Madrid has positioned itself as a highly attractive real estate market, not only for Spanish buyers but for international ones too, primarily from France but increasingly from Mexico and Argentina. Demand for real estate in this densely populated city far outweighs supply, and compared with last year, Madrid has seen the highest price increases anywhere in Spain – with the exception of the Balearic Islands. In 2021, average prices for highly coveted locations such as the Salamanca district, where the traditional Recoletos, Goya and Lista neighborhoods are located, reached 6,100 euros per square meter.
Here in the Spanish capital, people are out on the streets until far into the night.
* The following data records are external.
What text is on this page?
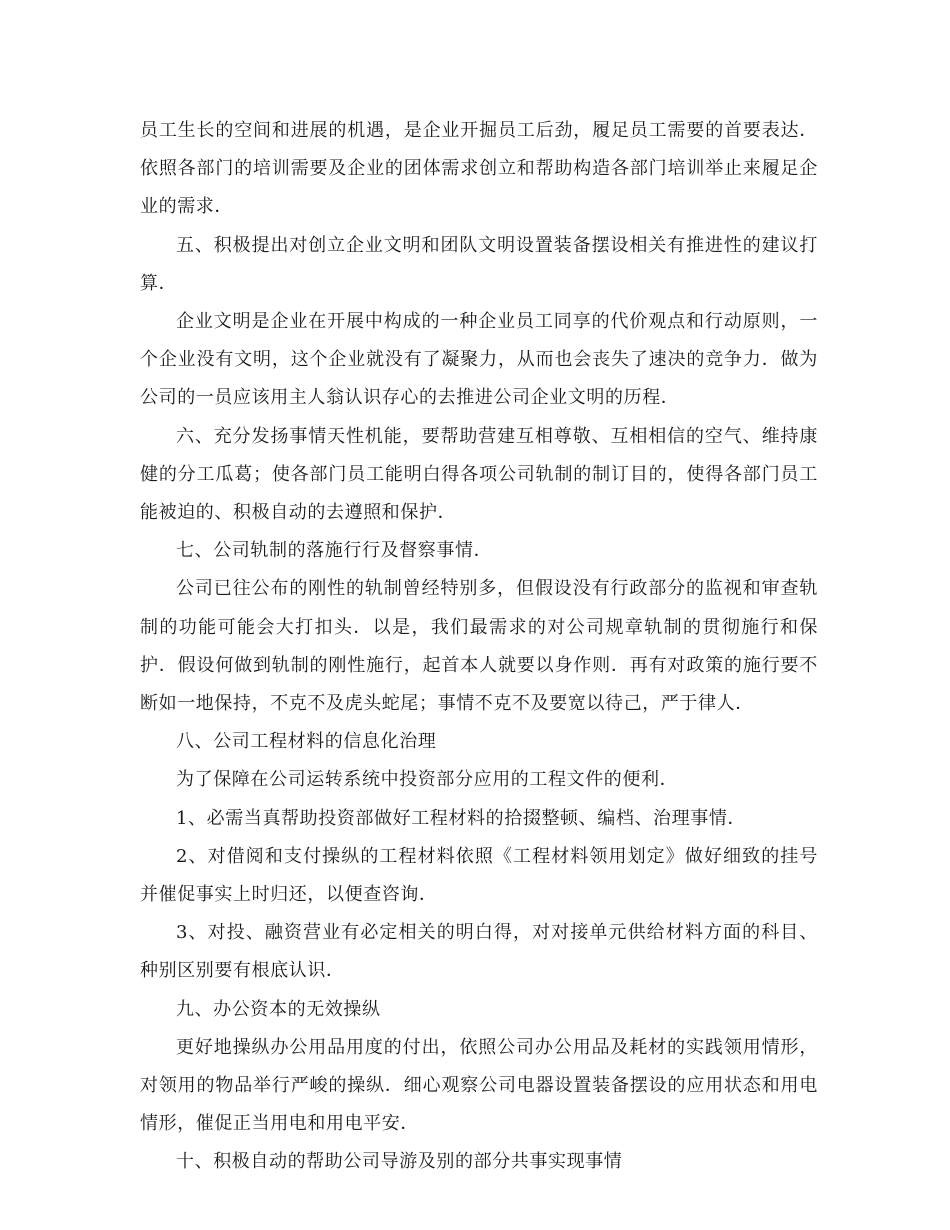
员工生长的空间和进展的机遇，是企业开掘员工后劲，履足员工需要的首要表达．依照各部门的培训需要及企业的团体需求创立和帮助构造各部门培训举止来履足企业的需求．

五、积极提出对创立企业文明和团队文明设置装备摆设相关有推进性的建议打算．

企业文明是企业在开展中构成的一种企业员工同享的代价观点和行动原则，一个企业没有文明，这个企业就没有了凝聚力，从而也会丧失了速决的竞争力．做为公司的一员应该用主人翁认识存心的去推进公司企业文明的历程．

六、充分发扬事情天性机能，要帮助营建互相尊敬、互相相信的空气、维持康健的分工瓜葛；使各部门员工能明白得各项公司轨制的制订目的，使得各部门员工能被迫的、积极自动的去遵照和保护．

七、公司轨制的落施行行及督察事情．

公司已往公布的刚性的轨制曾经特别多，但假设没有行政部分的监视和审查轨制的功能可能会大打扣头．以是，我们最需求的对公司规章轨制的贯彻施行和保护．假设何做到轨制的刚性施行，起首本人就要以身作则．再有对政策的施行要不断如一地保持，不克不及虎头蛇尾；事情不克不及要宽以待己，严于律人．

八、公司工程材料的信息化治理

为了保障在公司运转系统中投资部分应用的工程文件的便利．

1、必需当真帮助投资部做好工程材料的拾掇整顿、编档、治理事情．

2、对借阅和支付操纵的工程材料依照《工程材料领用划定》做好细致的挂号并催促事实上时归还，以便查咨询．

3、对投、融资营业有必定相关的明白得，对对接单元供给材料方面的科目、种别区别要有根底认识．

九、办公资本的无效操纵

更好地操纵办公用品用度的付出，依照公司办公用品及耗材的实践领用情形，对领用的物品举行严峻的操纵．细心观察公司电器设置装备摆设的应用状态和用电情形，催促正当用电和用电平安．

十、积极自动的帮助公司导游及别的部分共事实现事情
And
like everywhere else in Spain, they don’t eat dinner until after 9 pm. The San Miguel market hall features traditional food such as tapas and paella, whereas the Fayer Madrid restaurant specializes in modern Israeli cuisine. The Botín, which opened in 1725, is listed in the Guinness book of records as the oldest restaurant in the world. Madrilenians escape the urban hustle and bustle in Buen Retiro park; last year, along with magnificent Paseo del Prado boulevard, this green oasis was declared a UNESCO World Heritage site. On hot days, people also flock to Madrid Río park to cool off.
Before 2011, traffic still thundered along the ring road here, but in a prime example of urban development, the city restored and landscaped the area on the banks of the Manzanares river and turned it into an attractive parkland. In fact, Madrid has a comprehensive plan for making the city even greener: The city intends to plant around half a million trees, creating a 75-kilometer city forest that will improve air quality and capture 175,000 tons of carbon every year. Primarily native species will be planted so that they don’t require much water. The green city wall is part of Madrid 360, a strategy created to achieve the goals set out in the United Nations Agenda 2030 for Sustainable Development.